Başta da ifade ettiğimiz gibi bu çalışma egemenler tarafından hazırlanan bir çalışmaydı. Bu da doğallığında çalışmanın sonuçlarını sorgulama refleksini yaratmaktadır. Sonuçlar doğru ya da çarpık olsun ortada olan ve yaşamda son birkaç yılda hız alan T.C. özel savaş aygıtının milliyetçiliği körükleme politikası olduğu ve bunun üzerinden de halklara, Devrimci yapılanmalara, sınıf mücadelesi yürütenlere karşı; bir korku sindirme politikasını yaşamlaştırma, bunun üzerinden de iktidarını sağlamlaştırma çabası içinde olduğu bir gerçektir.
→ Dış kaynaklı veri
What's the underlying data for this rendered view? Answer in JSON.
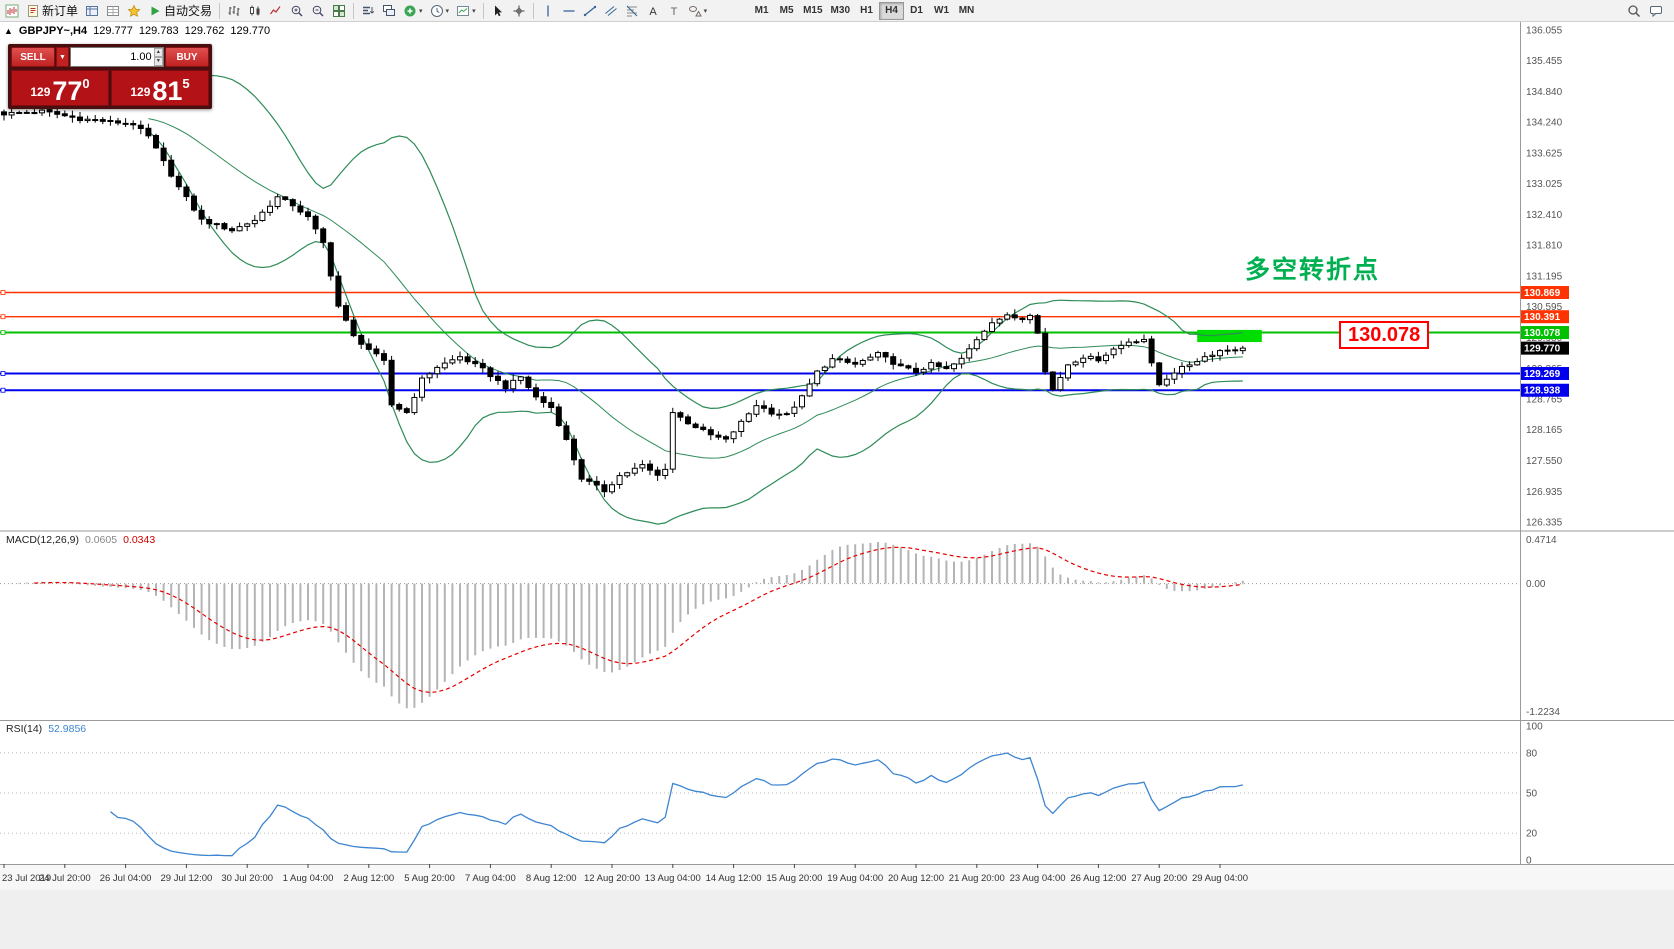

Böyle bir toplumsal dokuda halkların eşit ve özgür bir irade ile bir arada yaşacağını düşünmek, sömürgeciliği, halkların arasına düşmanlık tohumları eken kapitalist-emperyalist sistemi hedeflemeden mücadele yürütmek ya da halklar adına Devrimci Sosyalist çizginin dışında kalarak mücadele ettiğini iddia etmek çölde vaaz vermekten öteye gitmeyecektir. Halkların bir arada yaşamasının en sağlıklı biçiminin kendi tam anlamı ile özgür iradelerini, kendi mekanizmalarını kurdukları ve bu mekanizma içinde her türlü sömürü ilişkisini yerle bir ettikleri bir toplumsal yapı yaratmakla mümkün olacağını yaşamın kendisi bize her gün yeniden yeniden ispatlamaktadır. Bu temelde öncelikle Proletarya Enternasyonalizmi ışığında ulusal bağımsızlıkçı çizgiyi esas almak sömürgeci düzeni hedeflemek halkalar adına gerçek söz söylemenin yegâne yöntemi olarak karşımızda duruyor.